In our prospective study on children aged <10 years, patients in both groups were matched for the number of previous glaucoma surgeries and the type of glaucoma. Seventeen of our 33 patients had bilateral valves implanted. In these patients, one eye received a silicone or a polypropylene AGV and the other eye received the opposite type of implant. Such design allows better statistical evaluation, as each patient serves as his own control and reduces the inter-individual variability.

Most of our patients required one or more antiglaucoma medications by the end of the study period to control their pressure, so that the rate of complete success dropped from 100% in the first month to 16% by the second year in the silicone group and to 4% in the polypropylene group. Such findings show that while the pressure in paediatric glaucoma can initially be controlled with valve implantation alone, AGV is still not by any means a life-long cure for paediatric glaucoma and further medical or surgical therapy will eventually be needed for most patients over the long term. Nevertheless, eyes implanted with silicone AGVs required a fewer mean number of medications at all postoperative visits as well as showing a longer mean survival time compared with the polypropylene AGVs.

Studies have shown that surgeon’s experience may influence the results of glaucoma valve surgery.14, 15 In a prior study,15 it was shown that failure was perhaps 20% less likely (95% CI, 0.6–1.0) in AGV if the surgeon had placed 20≤ AGVs before. In the present study, to minimise the effect of surgeon’s experience on the outcome, all surgeries were performed by one surgeon who had placed over 20 AGVs before the study.

Encapsulation around the plate occurred only in polypropylene group (20%) and excision of the fibrous capsule was done in those who developed uncontrolled IOP as a result of the encapsulation. We did not attempt needling as these eyes had rather fibrosed thickened tissue surrounding the plate and there is evidence that the effect of needling such cases is very limited and they eventually end up requiring capsulectomy.16

There were some limitations in this study that may have influenced the results: physicians were not masked to the treatment groups during follow-ups. Some differences in the plates other than their material, such as the presence of fenestration holes in the silicone plate and the differently sized paediatric and adult plates may have contributed to the difference in results. We did not attempt to match our cases to the implant size as we were guided by the axial length in choosing the size of the valve. Nine (36%) out of the 25 eyes implanted with silicone AGVs had an adult-sized valve (FP7) compared with 68% of eyes receiving polypropylene AGVs (S2). Larger surface implants were previously shown to be associated with better filtration and less resistance to flow17 and had the two groups been matched according to the size of the plates, the difference in survival and IOP outcomes may have been more pronounced in favour of the silicone group.

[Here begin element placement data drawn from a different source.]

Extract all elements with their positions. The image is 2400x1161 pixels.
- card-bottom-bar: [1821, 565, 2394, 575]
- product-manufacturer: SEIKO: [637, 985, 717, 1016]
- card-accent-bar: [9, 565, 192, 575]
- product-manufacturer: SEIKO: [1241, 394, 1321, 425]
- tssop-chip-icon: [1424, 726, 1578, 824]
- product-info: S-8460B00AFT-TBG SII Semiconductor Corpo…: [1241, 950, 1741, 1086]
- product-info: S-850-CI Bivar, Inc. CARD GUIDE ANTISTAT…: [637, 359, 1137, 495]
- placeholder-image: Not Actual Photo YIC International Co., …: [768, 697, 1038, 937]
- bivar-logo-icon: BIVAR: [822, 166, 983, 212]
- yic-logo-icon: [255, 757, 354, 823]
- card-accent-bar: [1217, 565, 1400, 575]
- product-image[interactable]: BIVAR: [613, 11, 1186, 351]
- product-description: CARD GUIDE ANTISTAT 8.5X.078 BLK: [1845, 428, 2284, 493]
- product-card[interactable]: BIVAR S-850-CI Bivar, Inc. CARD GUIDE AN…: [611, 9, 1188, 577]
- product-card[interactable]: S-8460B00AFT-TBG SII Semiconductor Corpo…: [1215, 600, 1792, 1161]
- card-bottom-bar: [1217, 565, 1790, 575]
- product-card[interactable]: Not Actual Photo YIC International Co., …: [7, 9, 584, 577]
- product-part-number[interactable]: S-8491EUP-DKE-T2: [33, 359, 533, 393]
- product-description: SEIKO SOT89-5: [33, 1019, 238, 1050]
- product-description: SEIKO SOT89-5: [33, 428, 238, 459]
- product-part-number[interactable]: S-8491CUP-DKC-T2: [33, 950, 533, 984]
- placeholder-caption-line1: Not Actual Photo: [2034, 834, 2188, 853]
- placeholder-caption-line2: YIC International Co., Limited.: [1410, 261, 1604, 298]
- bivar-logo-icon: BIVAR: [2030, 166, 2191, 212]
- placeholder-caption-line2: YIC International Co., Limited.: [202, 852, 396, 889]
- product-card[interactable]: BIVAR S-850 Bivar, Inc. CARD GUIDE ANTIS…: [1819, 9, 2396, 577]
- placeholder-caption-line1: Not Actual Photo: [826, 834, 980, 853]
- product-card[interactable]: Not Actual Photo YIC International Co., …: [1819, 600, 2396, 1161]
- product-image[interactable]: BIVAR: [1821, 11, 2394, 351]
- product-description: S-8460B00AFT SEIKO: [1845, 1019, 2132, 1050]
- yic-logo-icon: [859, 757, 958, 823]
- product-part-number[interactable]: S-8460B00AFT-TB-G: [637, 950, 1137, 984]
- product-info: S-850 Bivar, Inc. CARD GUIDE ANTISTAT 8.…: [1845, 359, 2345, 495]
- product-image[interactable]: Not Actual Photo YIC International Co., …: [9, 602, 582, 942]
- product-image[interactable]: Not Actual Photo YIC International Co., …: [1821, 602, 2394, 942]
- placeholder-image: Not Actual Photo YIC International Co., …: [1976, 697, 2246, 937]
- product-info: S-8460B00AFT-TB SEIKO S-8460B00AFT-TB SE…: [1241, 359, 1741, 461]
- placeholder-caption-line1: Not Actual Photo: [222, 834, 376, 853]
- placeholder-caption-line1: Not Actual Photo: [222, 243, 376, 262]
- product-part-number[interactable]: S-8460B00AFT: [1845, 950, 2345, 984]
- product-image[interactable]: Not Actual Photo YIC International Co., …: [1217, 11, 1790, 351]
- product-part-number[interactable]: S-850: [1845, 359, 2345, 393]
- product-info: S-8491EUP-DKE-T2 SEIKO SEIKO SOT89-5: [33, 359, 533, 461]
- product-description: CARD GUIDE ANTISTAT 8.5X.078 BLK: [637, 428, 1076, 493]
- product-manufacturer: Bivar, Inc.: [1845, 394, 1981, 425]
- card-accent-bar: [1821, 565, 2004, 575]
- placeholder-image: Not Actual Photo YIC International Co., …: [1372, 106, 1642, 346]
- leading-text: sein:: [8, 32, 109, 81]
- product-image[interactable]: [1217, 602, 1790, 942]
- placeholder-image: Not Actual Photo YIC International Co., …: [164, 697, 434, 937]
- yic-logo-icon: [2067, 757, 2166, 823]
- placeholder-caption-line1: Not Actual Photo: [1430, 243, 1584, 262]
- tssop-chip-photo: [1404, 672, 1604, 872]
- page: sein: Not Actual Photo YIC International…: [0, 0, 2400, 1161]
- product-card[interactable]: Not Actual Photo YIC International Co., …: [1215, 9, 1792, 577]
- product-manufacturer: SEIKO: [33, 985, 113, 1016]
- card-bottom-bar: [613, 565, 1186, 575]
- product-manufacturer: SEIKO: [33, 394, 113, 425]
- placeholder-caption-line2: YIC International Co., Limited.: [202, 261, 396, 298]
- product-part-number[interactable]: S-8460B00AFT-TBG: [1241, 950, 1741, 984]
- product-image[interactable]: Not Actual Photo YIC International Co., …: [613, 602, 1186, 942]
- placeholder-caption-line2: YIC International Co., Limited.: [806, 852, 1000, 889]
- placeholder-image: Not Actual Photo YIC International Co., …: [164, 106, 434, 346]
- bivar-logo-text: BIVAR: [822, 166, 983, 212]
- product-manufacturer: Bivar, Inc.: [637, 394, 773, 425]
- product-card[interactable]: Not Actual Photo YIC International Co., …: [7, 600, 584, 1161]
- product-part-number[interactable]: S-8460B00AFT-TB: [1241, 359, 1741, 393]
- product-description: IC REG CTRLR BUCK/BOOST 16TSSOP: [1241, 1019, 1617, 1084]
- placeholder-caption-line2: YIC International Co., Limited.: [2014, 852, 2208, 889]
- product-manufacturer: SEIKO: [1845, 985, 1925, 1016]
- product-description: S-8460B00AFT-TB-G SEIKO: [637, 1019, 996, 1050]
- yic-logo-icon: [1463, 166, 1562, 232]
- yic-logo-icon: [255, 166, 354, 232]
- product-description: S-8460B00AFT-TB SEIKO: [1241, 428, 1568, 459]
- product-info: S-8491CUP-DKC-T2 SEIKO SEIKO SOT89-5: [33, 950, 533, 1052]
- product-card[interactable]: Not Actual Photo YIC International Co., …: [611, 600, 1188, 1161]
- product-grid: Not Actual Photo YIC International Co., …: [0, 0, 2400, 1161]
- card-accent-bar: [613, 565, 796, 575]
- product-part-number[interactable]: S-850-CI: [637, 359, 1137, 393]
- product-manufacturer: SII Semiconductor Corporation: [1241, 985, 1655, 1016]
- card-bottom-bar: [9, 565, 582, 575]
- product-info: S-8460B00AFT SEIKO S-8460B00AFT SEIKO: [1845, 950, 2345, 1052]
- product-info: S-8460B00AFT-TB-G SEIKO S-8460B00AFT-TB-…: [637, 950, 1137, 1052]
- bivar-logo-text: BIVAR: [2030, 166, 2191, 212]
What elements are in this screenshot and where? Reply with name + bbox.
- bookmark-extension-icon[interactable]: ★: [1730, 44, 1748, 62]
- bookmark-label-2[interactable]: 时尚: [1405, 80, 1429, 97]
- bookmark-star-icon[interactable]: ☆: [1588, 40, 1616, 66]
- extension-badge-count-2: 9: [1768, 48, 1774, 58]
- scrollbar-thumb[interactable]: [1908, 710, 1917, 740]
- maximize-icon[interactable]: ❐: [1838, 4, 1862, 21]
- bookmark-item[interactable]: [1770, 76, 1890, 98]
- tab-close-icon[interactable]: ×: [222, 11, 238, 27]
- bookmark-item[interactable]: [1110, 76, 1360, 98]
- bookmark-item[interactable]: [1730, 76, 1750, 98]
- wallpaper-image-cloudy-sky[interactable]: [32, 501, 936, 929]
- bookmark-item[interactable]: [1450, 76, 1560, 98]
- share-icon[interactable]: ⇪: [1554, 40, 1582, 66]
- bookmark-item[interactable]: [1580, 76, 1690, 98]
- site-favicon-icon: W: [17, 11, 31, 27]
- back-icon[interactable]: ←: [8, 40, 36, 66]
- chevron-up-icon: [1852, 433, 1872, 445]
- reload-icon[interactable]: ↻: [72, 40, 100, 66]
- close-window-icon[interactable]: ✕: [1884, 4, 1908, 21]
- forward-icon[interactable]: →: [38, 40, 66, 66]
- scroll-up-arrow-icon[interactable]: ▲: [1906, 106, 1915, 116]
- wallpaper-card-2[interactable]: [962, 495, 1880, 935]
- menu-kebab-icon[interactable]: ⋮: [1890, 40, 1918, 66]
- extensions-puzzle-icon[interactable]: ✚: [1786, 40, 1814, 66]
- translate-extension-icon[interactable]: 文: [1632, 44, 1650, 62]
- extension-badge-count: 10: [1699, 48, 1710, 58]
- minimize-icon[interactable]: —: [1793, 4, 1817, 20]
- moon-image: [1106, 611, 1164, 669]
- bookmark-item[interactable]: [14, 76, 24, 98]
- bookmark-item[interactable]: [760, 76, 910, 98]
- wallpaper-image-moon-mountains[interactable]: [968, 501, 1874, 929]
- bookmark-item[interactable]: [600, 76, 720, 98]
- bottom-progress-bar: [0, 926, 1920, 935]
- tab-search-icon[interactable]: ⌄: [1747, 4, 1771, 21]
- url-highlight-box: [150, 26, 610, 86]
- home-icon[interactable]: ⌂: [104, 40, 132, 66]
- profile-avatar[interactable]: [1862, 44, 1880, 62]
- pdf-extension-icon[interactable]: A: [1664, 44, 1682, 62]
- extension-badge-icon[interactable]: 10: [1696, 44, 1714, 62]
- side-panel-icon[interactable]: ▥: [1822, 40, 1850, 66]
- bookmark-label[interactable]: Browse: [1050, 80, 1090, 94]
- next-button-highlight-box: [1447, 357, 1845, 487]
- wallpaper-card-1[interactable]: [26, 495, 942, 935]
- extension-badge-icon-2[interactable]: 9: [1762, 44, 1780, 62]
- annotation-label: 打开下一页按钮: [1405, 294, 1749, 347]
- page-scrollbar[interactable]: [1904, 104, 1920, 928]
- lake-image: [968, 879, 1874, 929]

Although we included patients with different causes of paediatric glaucoma, the number of patients with paediatric glaucoma from causes other than congenital and aphakic ones are still too small to allow adequate statistical analysis. In addition, 2 years of follow-up is considered a short period in patients with life-long diseases like paediatric glaucoma; a longer follow-up is needed to obtain more reliable long-term results.